In theory, an HTI score >1 is considered a marker of disease. In the healthy population in our study, the mean of the actual observed HTI was 0.70, and the standard deviation was 0.07; therefore, it was considered a one-tailed test distribution; if the HTI was >0.8 (0.7 + 1.64*0.07), it was considered to indicate ill health or pre-chronic disease state, and medical investigations were recommended. Put simply, a lower HTI corresponded to a better health status.

As there is no gold standard of ill health, we detected the experimental health indices of 1,200 randomly selected individuals and found that a higher HTI indicated a worse health status and a higher the probability of organic diseases (Table 5). Therefore, we suggest that the HTI can reflect the health status and is a valid biological marker of health.

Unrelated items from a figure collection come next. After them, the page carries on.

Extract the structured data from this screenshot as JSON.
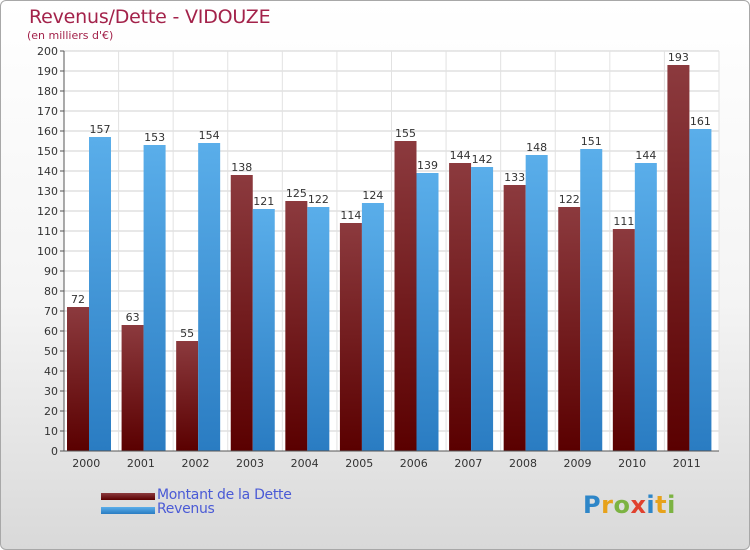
{
  "header": {
    "title": "Revenus/Dette - VIDOUZE",
    "subtitle": "(en milliers d'€)"
  },
  "legend": {
    "items": [
      {
        "label": "Montant de la Dette",
        "color": "#6b0f14"
      },
      {
        "label": "Revenus",
        "color": "#3f94dc"
      }
    ]
  },
  "logo": {
    "text": "Proxiti",
    "letters": [
      {
        "ch": "P",
        "color": "#2e86c8"
      },
      {
        "ch": "r",
        "color": "#e7a21b"
      },
      {
        "ch": "o",
        "color": "#7cb342"
      },
      {
        "ch": "x",
        "color": "#e0412e"
      },
      {
        "ch": "i",
        "color": "#2e86c8"
      },
      {
        "ch": "t",
        "color": "#e7a21b"
      },
      {
        "ch": "i",
        "color": "#7cb342"
      }
    ]
  },
  "chart_data": {
    "type": "bar",
    "title": "Revenus/Dette - VIDOUZE",
    "ylabel": "(en milliers d'€)",
    "xlabel": "",
    "categories": [
      "2000",
      "2001",
      "2002",
      "2003",
      "2004",
      "2005",
      "2006",
      "2007",
      "2008",
      "2009",
      "2010",
      "2011"
    ],
    "series": [
      {
        "name": "Montant de la Dette",
        "color": "#6b0f14",
        "values": [
          72,
          63,
          55,
          138,
          125,
          114,
          155,
          144,
          133,
          122,
          111,
          193
        ]
      },
      {
        "name": "Revenus",
        "color": "#3f94dc",
        "values": [
          157,
          153,
          154,
          121,
          122,
          124,
          139,
          142,
          148,
          151,
          144,
          161
        ]
      }
    ],
    "ylim": [
      0,
      200
    ],
    "ytick_step": 10,
    "grid": true,
    "data_labels": true,
    "legend_position": "bottom-left"
  }
}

However, some limitations of the study should be noted. The indexes were generated by the mean of the multiple indicators in the present study. Although the mechanisms are different for increases or decreases of each indicator, it has not been determined whether each parameter is distributed independently. Our previous work suggested that biological variations are independent of each other for most laboratory parameters [26], thus, it is beneficial to avoid the impact of biological variations when evaluating health with using the multiple laboratory parameters.

Conclusions

Various factors influence health through biological pathways and could be detected by small changes in the HTI before the presentation of clinical symptoms, and these small changes may be the only information that can be obtained in the pre-disease state. Moreover, the HTI score is objective and quantitative in the evaluation of physical health, does not require the cooperation of subjects and can be used for the cross-temporal comparison of health status between different populations. Therefore, the HTI derived from routinely measured clinical laboratory parameters could become a powerful tool for the evaluation of health or pre-chronic disease state.